Quella di Roberto Baggio non è una storia ordinaria. Cresciuto nelle giovanili del Vicenza, il 5 maggio del 1985, a soli 18 anni, subì il primo gravissimo infortunio al ginocchio che rischiò di pregiudicare per sempre la sua carriera di calciatore. Nonostante all’epoca le conoscenze in campo medico non fossero al pari di quelle odierne, il talento di Caldogno riuscì a recuperare in tempi record, conquistando immediatamante una maglia da titolare nella Fiorentina che nel frattempo l’aveva acquistato proprio dal Vicenza. La sua permanenza a Firenze fu breve ma intensa e contribuì in modo significativo alla nascita del mito. All’epoca, la Viola viveva una situazione finanziaria tutt’altro che tranquilla e la società del presidente Pontello si vide costretta a cedere alle ripetute offerte della Juventus dell’avvocato Agnelli. Quella cessione gettò i tifosi gigliati nello sconforto e le proteste pacifiche della prima ora, in un batter d’occhio si tramutarono in veri e proprio moti popolari che sfociarono in violenza. L’esperienza quinquennale in quel di Torino permise a Baggio di farsi conoscere dal grande pubblico internazionale, di vincere i suoi primi trofei e di aggiudicarsi il Pallone d’Oro del 1993. Nelle successive esperienze in quel di Milano, dapprima con la maglia dei rossoneri e, poi, due anni dopo, con quella dei nerazzurri, Baggio non riuscì a replicare quanto di buono aveva fatto vedere con la maglia bianconera, sia per colpe proprie che per i burrascosi rapporti con i tecnici delle compagini meneghini. Fu solo in provincia che Baggio riuscì a dare il meglio di sé. Contro ogni pronostico delle agenzie di quote e scommesse online come Betway, prima a Bologna e, poi, a Brescia, il Divin Codino riuscì a trascinare la propria squadra in Europa, dimostrando una volta di più di essere un calciatore “differente” che, sebbene fosse ormai limitato nei movimenti a causa dei continui problemi al ginocchio, era ancora in grado di risolvere da solo le partite grazie a giocate di puro genio.

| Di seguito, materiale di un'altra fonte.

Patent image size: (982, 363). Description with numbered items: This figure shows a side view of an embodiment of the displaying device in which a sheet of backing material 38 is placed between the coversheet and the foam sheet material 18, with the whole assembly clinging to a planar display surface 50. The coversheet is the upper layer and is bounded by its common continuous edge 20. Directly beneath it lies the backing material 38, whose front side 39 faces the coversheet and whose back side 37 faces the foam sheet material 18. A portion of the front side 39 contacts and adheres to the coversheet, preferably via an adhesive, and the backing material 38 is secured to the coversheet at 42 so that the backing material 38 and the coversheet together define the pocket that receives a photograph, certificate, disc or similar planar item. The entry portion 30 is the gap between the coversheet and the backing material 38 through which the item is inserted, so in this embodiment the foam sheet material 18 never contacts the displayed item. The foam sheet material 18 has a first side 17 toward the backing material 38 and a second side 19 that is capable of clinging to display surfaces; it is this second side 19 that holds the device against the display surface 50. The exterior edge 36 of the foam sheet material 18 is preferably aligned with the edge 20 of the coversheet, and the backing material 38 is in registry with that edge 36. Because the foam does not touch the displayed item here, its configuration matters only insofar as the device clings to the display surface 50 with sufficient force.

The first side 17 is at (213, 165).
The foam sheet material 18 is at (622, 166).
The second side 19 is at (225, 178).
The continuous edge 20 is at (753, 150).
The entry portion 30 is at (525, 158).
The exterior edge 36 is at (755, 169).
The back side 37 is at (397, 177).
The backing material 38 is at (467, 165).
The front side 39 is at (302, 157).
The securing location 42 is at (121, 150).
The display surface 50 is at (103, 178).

Roberto Baggio: il campione del popolo

Sono diverse le teorie sul perché Baggio fosse, e sia tutt’ora, così amato da parte del grande pubblico. Probabilmente, a differenza di altri campioni della sua epoca, inevitabilmente divisivi per via della propria storica appartenenza ad un unico club, il successo di Baggio è legato al fatto che il Divin Codino negli anni abbia assunto il ruolo di giocatore del popolo, venerato in quanto tale in modo trasversale da chiunque amasse il calcio o, per meglio dire, la bellezza. Eppure, come raccontato anche nel suo libro “Una porta nel cielo” in vendita su Amazon, la sua storia è stata fatta da molti alti ma anche da moltissimi bassi. I continui e ripetuti infortuni al ginocchio giunti sempre in momenti decisivi della propria carriera, le ripetute incomprensioni con i vari allenatori incontrati lungo il proprio percorso, in uno con le delusioni sportive accumulate nel corso degli anni con la maglia della Nazionale Italiana, hanno fatto sì che il pubblico in un certo senso si immedesimasse in Baggio. Con il passare delle stagioni, Roberto ha saputo entrare nel cuore degli italiani non solo per le sue prodezze ma anche, e soprattutto, per le sue debolezze e per i suoi fallimenti, indossando per sempre le vesti di “divinità fragile”. Tant’è che anche un mostro sacro come Pep Guardiola, compagno di Baggio ai tempi del Brescia, ha recentemente dichiarato che nonostante la sua condizione fisica fosse ormai precaria, il fenomeno di Caldogno è stato di gran lunga il calciatore più forte che abbia mai visto su un campo di calcio.

Come è accaduto a tutti i grandi della storia dello sport, Roberto Baggio ha fatto della bellezza la propria missione ed è anche per questo se sarà per sempre nel cuore di tutti noi.